Wild + Free: The Role of Nature Access in Childhood Spiritual Formation

Wednesday 28 May 2025 14:15-15:30,
Hulda Garborgs hus,
HG N-106.

A Greenhouse Research Talk by Kiara Jorgenson, Associate Professor of Religion & Environmental Studies at St. Olaf College (Minnesota, USA)

Published Updated on

The picture shows a forest of evergreen trees. Hanging in the forground is a rope swing with a piece of a branch from a tree forming the seat of it
Photo by Brent Jenkins (public domain | unsplash)

With the tap of a screen, children and young adults have extraordinary access to information, diverse perspectives, and opportunity. Research also shows the young among us are chronically enclosed. Confined by overscheduled lives, “safe: toys and playgrounds, screen-based relationships, and hovering parents, youth under the age of 25 spend 50% less time experiencing the natural world than previous generations. Most are neither wild nor free. In this lecture, Dr. Kiara Jorgenson examines the spiritual ramifications of such enclosures alongside emergent science on the benefits of sustained nature access and considers how traditions within Christianity, past and present, might address them.

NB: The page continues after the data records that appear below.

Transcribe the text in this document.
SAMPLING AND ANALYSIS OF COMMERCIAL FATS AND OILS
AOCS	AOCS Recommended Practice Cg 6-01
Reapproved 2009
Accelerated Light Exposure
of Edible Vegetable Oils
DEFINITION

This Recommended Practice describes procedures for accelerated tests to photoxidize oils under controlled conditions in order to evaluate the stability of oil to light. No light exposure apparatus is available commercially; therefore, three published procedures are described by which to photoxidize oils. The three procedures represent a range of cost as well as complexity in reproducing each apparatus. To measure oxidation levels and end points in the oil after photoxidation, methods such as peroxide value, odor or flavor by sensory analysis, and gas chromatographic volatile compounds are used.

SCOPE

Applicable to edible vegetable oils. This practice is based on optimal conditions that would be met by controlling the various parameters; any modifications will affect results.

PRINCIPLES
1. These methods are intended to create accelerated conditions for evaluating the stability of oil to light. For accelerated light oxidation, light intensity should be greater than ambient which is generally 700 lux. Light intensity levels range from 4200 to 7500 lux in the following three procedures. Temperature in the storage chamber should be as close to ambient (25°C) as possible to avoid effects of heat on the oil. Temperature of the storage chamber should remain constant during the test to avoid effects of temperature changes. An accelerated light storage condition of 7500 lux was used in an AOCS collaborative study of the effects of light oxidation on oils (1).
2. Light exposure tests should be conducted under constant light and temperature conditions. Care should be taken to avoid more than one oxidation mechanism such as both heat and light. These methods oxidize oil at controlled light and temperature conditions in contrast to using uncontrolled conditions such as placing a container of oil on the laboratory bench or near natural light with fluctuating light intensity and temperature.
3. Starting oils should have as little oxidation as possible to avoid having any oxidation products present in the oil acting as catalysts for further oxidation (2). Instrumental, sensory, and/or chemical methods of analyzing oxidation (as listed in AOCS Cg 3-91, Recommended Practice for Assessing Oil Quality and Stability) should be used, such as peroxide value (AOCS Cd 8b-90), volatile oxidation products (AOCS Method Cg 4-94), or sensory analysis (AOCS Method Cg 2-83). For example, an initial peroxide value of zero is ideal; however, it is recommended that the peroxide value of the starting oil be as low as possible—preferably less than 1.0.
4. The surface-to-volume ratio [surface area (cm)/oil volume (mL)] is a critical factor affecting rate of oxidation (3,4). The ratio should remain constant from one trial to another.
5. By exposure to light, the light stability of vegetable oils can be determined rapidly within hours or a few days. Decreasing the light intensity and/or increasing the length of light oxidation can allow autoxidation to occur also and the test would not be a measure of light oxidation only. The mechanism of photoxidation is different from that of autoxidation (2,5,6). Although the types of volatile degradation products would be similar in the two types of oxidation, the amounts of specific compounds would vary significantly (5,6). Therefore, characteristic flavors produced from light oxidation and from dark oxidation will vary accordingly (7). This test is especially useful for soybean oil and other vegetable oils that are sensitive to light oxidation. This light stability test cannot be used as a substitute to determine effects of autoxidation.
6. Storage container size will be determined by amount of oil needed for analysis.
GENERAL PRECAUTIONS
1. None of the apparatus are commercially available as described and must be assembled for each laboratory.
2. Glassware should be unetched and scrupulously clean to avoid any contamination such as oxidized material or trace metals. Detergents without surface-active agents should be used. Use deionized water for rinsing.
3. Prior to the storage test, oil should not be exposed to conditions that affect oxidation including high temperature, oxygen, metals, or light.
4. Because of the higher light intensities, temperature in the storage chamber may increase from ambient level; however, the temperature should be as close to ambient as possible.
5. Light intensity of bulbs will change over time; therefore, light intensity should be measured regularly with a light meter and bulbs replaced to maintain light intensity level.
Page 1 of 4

Kiara Jorgenson (she/her) is Associate Professor of Religion & Environmental Studiesat St. Olaf College, MN/USA. An ecotheologian by training, Kiara’s studies and writes on Protestant ecotheologies, ecofeminisms, childhood studies, and ecological resistance movements. A rostered clergywoman in the Evangelical Lutheran Church in America, she is the author of Ecology of Vocation: Recasting Calling in a New Planetary Era (Fortress/Lexington, 2020) and editor of Ecotheology: A Christian Conversation (Eerdmans, 2020). Kiara is currently working on two book projects: an ecotheological constructive reading of Martin Luther’s anthropology and a popular work on nature, wonder, and the spiritual questing of children.